West Virginians can help combat this population decline by:
- Promoting bat conservation by understanding the ecological services that our bats provide and educating landowners of their importance.
- Finding caves or mines where bats may be hibernating during the winter months. If you enter those caves or mines outside of the hibernation period, be sure to decontaminate your clothing or gear before you enter another cave to help stop the spread of the white-nose fungus.
- Constructing bat houses to provide daytime roosting sites.

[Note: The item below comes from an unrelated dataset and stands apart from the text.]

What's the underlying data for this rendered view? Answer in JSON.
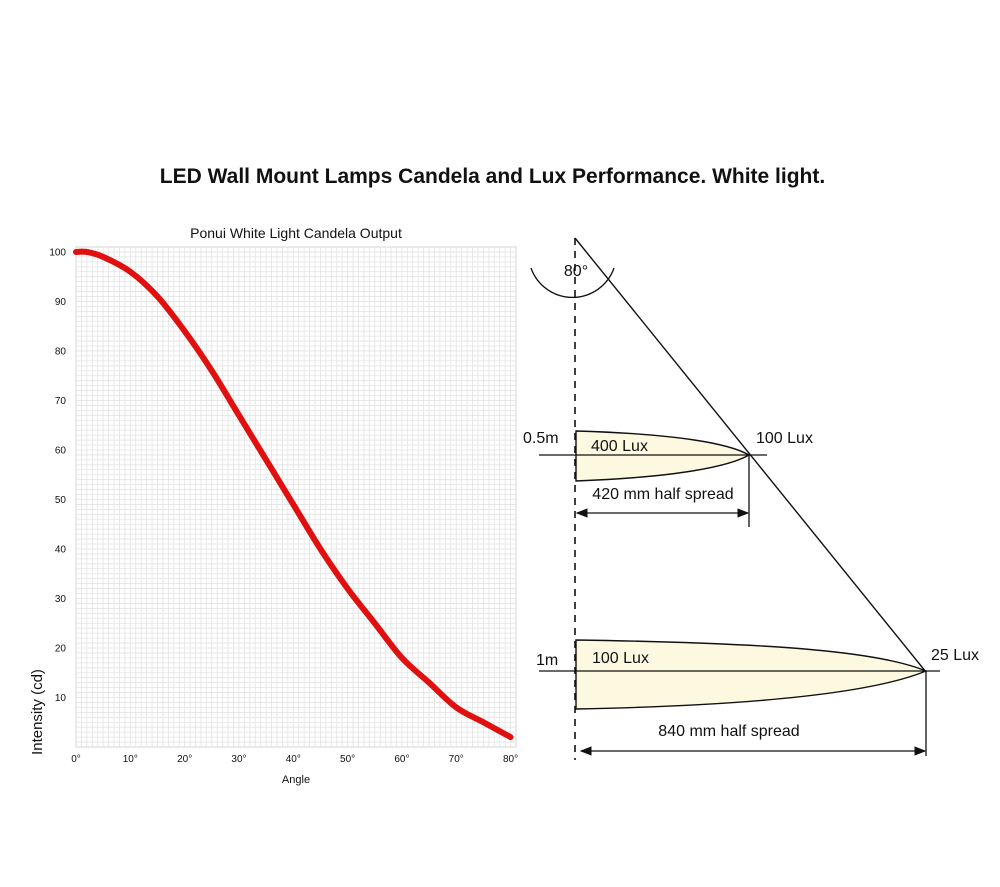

Senator Manchin’s Proposed Energy Permitting Provisions
Senator Joe Manchin pulled his contentious amendment to speed up energy project permitting from a stopgap spending bill, bowing to the inevitable after opposition from both parties.
Manchin’s proposal received pushback from Republicans and many Democrats who saw it as a giveaway to the Mountain Valley Pipeline developers that would excessively weaken environmental review processes protecting communities most venerable to polluting energy projects.
Environmentalist cheered the news that Manchin’s proposal had been dropped from the spending bill. They saw that the proposal would have weakened critical environmental protections and rubber stamped the Mountain Valley Pipeline.
I would like to thank the Highlands Conservancy members, the Fall Review Committee, the program director, and the Board of Director members for taking their time to plan and participate in the 2022 Fall Review and am looking forward to a very productive 2023 and would like to close with this that I found several years ago by A, G, Huger.
“No fairer land surely is this, where the hills are feathered with forest and braided with the rills! The mountains that over these green valley’s rise, ever woo’d by the winds, ever kissed by the skies; and the homes and hearts that they shall hold. Gifts sweeter than glory and richer than gold.”
Enjoy The Highlands Voice as we report on issues in or affecting the Highlands that we are endeavoring to protect for future generations and please stay safe as we start the holiday season.